The system also operates an urgent care, off-site facility in East Greenwich, RI. South County Hospital Healthcare System employs 1,300 people.

==History==
The hospital was founded in 1919 in a small, private home. A new facility was built in 1925 on 6 acre with funding primarily from Hazard family members Caroline Hazard and her sister Helen Hazard Bacon. Since then, South County Hospital has grown to a 100-bed facility sprawling over 345000 sqft. The oldest building on the campus, housing the President's office, dates back to 1929.

South County is 35 mi south of Providence, Rhode Island and serves a population of around 100,000. Louis Giancola is the current CEO of the South County Hospital Healthcare System.

== Awards and recognition ==
In September 2013, Consumer Reports ranked South County as the best hospital in Rhode Island for surgical care. The ranking was based on the percentage of any hospital's surgery patients who died in the hospital or stayed longer than expected.

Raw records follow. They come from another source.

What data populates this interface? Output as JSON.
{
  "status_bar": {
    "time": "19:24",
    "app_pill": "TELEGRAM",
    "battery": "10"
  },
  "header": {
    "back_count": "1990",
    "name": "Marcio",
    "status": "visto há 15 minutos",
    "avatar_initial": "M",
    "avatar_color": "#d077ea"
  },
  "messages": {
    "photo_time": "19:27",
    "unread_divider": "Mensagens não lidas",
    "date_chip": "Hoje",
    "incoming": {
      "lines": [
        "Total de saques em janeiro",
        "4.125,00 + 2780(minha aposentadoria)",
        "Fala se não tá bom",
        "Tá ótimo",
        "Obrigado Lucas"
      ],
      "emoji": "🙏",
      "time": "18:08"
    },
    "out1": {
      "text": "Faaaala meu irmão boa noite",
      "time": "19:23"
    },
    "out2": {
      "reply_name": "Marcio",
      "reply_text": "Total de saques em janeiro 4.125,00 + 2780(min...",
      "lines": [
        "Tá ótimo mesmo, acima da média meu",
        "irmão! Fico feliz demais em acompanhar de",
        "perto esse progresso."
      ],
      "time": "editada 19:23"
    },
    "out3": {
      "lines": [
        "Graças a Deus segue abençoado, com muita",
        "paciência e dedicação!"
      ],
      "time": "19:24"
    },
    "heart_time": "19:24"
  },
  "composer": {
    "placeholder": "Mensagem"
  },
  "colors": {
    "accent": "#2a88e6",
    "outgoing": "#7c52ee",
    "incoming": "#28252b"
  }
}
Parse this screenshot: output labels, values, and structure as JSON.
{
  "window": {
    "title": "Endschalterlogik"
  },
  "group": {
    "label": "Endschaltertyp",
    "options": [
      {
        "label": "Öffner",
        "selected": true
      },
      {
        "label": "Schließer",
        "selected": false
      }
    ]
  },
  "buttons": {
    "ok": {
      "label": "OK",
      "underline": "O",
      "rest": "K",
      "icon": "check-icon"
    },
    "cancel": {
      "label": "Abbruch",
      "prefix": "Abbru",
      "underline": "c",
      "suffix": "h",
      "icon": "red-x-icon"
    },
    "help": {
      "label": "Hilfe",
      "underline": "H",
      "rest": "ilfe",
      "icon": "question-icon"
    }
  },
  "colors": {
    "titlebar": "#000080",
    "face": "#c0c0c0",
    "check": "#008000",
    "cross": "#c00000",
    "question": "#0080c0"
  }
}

Harvard Pilgrim Health Care placed South County Hospital on its 2012 Hospital Honor Roll. The list recognizes acute care hospitals whose performance is among the top 25% of nationally measured metrics on composite quality and patient experience.

In 2008, South County Hospital was ranked among the best-performing hospitals in the nation for maternity practices in infant nutrition and care, based on a nationwide U.S. Department of Health and Human Services review of 2,690 facilities.

In 2012, South County Hospital became the first New England hospital to receive the Pathway to Excellence designation by the American Nurses Credentialing Center.

The hospital collaborates with Johns Hopkins University in the Rhode Island Care Unit Collaborative, a voluntary program focused on improving patient care in the ICU and lowering infections. South County Hospital has an 87% survival rate for patients with sepsis, compared to the national mortality rate of 25–50%.

In Jan. 2013, GoLocal ranked South County as the best hospital in New England and Rhode Island based on patient satisfaction. In GoLocal's analysis of more than 50,000 government-sponsored patient surveys in New England, 83% of respondents gave the facility a score of 9 or 10, 76% said they received help as soon as they wanted, and 84% reported the nurses always communicated well with them.